研究者らは、これまでに発表されたデータの大半は観察研究によるものであり、他の重要な要因が関与している可能性があるため、因果関係を決定的に証明することは困難であると指摘している。カフェインがもたらす特定の効果と、カフェインを含む食事や飲料に含まれる他の物質を分離することは非常に困難である。
研究グループは、メンデルランダム化を用いて、主にヨーロッパ系の祖先を持つ6つの長期研究参加者約1万人を対象に、CYP1A2遺伝子とAHR遺伝子の2つの共通遺伝子変異の役割を検討した。カフェインが体内で代謝される速度は、CYP1A2遺伝子とAHR遺伝子の影響を受けるとされている。
カフェインの代謝が速く、覚醒作用に必要な濃度を維持できる人に比べ、カフェインの代謝が遅い遺伝子を持つ人は、全体的にコーヒーを飲む量が少ないが、覚醒作用の血中濃度は高くなる傾向がある。
また、カフェインが2型糖尿病リスクに与えるあらゆる影響に対する、体重減少の併発の影響も研究者により検討された。その結果、カフェインが2型糖尿病リスクに及ぼす影響の43%が体重減少によってもたらされることが示された。
遺伝的に予測される血中カフェイン濃度は、研究対象である心血管疾患のいずれの転帰のリスクも有意に増加させることは確認されていない。
この研究が、たった2つの遺伝子変異を使用したこと、ヨーロッパの血を引く人だけを対象にしたことなどは、今回の調査結果における限界でもあると研究者らは認めている。
しかし、カフェインは代謝を高め、脂肪燃焼を促進し、食欲を減退させることが知られている、と説明されている。そして、1日100mgの摂取で、1日に約100キロカロリーのエネルギー消費が増加すると推定されており、結果的に肥満の発症リスクを低下させる可能性があるとしている。
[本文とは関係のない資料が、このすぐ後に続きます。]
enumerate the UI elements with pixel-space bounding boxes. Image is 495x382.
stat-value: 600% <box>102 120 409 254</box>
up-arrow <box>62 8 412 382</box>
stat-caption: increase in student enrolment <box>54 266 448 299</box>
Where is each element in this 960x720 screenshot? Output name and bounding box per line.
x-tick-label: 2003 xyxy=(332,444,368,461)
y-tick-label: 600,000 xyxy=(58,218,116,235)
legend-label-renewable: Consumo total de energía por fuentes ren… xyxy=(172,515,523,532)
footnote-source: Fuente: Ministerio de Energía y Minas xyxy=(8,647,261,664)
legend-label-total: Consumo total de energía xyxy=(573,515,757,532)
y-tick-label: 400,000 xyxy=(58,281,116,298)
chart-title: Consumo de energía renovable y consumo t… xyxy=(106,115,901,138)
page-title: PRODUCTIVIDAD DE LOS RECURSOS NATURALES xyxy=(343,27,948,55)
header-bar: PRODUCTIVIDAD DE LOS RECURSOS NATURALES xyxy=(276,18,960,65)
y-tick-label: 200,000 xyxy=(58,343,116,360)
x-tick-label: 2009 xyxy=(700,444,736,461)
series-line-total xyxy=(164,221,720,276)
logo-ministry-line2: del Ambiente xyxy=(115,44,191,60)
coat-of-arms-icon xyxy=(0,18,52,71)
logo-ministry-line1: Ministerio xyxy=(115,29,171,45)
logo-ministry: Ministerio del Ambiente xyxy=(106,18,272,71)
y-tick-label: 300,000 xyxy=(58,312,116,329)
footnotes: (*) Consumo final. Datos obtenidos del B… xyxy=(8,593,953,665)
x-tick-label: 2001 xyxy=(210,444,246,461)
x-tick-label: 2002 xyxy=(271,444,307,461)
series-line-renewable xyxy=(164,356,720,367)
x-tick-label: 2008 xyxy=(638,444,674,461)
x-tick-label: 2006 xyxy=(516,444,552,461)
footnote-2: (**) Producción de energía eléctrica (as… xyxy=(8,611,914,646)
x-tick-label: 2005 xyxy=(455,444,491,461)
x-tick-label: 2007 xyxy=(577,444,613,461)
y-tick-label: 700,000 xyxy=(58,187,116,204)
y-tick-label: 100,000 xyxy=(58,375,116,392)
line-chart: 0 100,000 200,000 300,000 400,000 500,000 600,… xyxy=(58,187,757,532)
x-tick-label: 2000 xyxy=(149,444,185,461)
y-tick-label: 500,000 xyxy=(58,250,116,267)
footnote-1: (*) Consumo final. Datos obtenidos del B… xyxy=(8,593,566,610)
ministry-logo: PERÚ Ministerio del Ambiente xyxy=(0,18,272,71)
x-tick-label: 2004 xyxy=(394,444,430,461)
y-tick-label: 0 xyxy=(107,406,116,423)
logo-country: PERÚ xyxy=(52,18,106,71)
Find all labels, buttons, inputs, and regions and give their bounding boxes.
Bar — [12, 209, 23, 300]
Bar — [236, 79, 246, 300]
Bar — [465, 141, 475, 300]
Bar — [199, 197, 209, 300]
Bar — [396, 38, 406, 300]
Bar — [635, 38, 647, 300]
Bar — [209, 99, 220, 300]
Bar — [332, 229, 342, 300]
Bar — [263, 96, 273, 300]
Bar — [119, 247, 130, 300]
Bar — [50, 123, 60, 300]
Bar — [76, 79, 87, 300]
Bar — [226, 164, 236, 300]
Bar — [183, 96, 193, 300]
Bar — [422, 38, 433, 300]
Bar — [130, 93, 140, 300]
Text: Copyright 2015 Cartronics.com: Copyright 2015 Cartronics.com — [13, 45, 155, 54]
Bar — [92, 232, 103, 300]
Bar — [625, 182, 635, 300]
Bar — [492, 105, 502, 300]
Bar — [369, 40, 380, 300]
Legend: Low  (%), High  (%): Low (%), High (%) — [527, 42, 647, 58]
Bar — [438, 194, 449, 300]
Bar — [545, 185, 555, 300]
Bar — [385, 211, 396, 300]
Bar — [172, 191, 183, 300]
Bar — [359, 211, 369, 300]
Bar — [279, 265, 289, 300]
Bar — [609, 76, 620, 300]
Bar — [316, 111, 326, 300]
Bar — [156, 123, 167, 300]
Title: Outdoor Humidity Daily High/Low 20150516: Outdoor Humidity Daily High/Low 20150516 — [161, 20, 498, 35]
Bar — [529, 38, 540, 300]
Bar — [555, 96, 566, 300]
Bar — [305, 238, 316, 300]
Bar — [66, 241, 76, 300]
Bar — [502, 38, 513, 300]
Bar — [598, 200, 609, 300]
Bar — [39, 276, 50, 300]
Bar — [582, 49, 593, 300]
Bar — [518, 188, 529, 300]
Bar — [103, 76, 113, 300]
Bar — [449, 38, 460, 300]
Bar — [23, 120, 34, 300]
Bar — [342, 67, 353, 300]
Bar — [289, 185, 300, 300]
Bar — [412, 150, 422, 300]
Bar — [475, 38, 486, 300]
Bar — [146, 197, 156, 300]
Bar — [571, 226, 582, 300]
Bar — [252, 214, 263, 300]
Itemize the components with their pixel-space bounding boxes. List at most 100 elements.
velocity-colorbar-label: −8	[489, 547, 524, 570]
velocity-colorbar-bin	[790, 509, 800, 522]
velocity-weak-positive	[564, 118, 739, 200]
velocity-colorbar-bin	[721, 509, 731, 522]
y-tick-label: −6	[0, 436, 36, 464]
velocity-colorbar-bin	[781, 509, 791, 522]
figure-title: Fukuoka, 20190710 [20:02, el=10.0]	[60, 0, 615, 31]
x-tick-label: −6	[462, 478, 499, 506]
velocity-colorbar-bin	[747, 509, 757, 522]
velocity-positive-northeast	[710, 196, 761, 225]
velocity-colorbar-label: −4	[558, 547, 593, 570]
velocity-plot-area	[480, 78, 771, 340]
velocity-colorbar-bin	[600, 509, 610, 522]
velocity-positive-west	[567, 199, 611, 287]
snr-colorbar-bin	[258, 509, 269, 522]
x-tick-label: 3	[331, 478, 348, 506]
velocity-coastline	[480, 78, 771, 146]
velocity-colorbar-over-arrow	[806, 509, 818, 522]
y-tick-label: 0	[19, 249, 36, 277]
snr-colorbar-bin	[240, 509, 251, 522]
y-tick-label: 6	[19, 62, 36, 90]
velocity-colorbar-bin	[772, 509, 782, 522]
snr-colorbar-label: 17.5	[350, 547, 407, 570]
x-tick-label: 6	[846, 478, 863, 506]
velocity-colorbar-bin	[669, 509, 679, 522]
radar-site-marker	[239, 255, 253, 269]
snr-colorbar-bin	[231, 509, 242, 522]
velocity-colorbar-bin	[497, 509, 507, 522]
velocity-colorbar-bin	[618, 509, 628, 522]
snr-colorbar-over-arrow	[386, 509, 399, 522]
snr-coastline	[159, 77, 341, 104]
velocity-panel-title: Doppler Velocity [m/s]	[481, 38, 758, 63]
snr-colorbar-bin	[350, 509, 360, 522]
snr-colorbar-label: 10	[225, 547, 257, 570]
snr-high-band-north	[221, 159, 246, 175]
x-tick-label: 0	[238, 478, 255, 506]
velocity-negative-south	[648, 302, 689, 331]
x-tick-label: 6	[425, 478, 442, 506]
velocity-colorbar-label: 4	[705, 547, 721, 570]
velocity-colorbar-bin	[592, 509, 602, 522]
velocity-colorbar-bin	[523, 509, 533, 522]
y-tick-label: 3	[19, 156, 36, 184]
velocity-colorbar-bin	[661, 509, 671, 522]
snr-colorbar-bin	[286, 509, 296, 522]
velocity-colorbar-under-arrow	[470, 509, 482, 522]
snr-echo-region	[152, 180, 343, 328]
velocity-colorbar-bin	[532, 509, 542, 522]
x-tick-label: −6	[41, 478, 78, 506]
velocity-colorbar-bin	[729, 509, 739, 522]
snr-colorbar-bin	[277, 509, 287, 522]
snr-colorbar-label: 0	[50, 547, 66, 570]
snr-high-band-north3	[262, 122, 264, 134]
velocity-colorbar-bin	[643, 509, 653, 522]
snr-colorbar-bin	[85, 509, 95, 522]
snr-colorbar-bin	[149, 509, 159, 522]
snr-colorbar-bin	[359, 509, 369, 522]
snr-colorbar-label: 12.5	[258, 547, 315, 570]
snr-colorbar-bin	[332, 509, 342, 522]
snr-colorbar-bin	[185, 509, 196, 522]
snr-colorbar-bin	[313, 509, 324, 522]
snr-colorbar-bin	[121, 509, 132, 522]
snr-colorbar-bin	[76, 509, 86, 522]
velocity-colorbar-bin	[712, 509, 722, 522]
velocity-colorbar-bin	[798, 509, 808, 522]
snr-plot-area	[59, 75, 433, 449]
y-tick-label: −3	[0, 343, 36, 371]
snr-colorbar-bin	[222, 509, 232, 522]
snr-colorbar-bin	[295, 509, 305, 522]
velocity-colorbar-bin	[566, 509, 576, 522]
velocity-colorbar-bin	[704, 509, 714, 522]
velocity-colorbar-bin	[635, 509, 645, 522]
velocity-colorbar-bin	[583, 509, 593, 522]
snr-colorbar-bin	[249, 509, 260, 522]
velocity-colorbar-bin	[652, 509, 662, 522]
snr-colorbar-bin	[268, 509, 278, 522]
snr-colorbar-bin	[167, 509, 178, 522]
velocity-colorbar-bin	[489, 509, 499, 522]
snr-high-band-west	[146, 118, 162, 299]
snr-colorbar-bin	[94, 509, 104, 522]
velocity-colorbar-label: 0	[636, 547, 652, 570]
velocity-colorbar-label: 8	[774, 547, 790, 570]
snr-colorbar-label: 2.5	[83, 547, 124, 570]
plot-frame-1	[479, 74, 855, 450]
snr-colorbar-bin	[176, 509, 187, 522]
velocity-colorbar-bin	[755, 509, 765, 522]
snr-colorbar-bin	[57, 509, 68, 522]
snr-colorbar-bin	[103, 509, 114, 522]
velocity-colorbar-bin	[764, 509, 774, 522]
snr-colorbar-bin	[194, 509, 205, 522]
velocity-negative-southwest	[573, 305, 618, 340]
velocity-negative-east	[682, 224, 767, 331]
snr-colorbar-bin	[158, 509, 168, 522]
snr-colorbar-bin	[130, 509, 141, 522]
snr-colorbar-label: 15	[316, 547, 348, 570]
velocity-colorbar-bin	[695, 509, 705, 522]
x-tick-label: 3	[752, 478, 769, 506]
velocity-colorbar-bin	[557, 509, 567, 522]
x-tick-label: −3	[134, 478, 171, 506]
カロリンスカ研究所環境医学研究所准教授で、論文の筆頭著者であるSusanna Larsson博士は、次のように述べている。「私たちのメンデルランダム化の発見は、カフェインが、少なくとも部分的に、コーヒー消費量と2型糖尿病リスクとの間の逆相関を説明するかもしれないことを示唆しています」
論文
参考文献
- Imperial College London: High blood caffeine levels may reduce body weight and type 2 diabetes risk
- University of Bristol: High blood caffeine level might curb amount of body fat and type 2 diabetes risk
研究の要旨
目的
長期間の血漿カフェイン濃度が、脂肪率、2型糖尿病、主要な心血管疾患に及ぼす因果関係の可能性を調査すること。
デザイン
2標本メンデリアンランダム化試験。
設定
血漿中カフェインに関連する2つの一塩基多型(CYP1A2遺伝子近傍のrs2472297、AHR遺伝子近傍のrs4410790)のゲノムワイド有意水準での関連性とアウトカムとの関連性に関するゲノムワイド関連研究の概要データ。
参加者
主に、ゲノムワイド関連研究コンソーシアムに参加しているコホートに参加しているヨーロッパ系の個人。
主要評価項目
調査したアウトカムは、体格指数、全身脂肪量、全身無脂肪量、2型糖尿病、虚血性心疾患、心房細動、心不全、脳卒中。
結果
遺伝学的に予測される血漿カフェイン濃度が高いほど、体格指数の低下(β-0.08標準偏差(SD)(95%信頼区間-0.10~-0.06)、ここで1SDは約4.血漿カフェインが1標準偏差増加するごとに、体格指数が8kg/m2増加する)および全身脂肪量(β-0.06 SD(-0.08~-0.04),1 SDは約9.5 kg,P<0.001)には関連したが、無脂肪量(β-0.01 SD(-0.02~-0.00),1 SD は約 11.5 kg,P=0.17) には関連がなかった。遺伝学的に予測される血漿カフェイン濃度が高いほど、2つのコンソーシアム(FinnGenおよびDIAMANTE)において2型糖尿病のリスクが低く、合計オッズ比は0.81((95%信頼区間0.74~0.89)、P<0.001)であった。カフェインの2型糖尿病に対する効果の約半分(43%;95%信頼区間30~61%)は、肥満度の減少を介するものと推定された。遺伝的に予測される血漿カフェイン濃度と調査した心血管疾患のリスクとの間に強い関連は報告されなかった。
結論
血漿中のカフェイン濃度が高いと、脂肪率が低下し、2型糖尿病のリスクが低下する可能性がある。これらの知見が代謝性疾患の負担軽減につながる可能性を検討するために、さらなる臨床研究が必要である。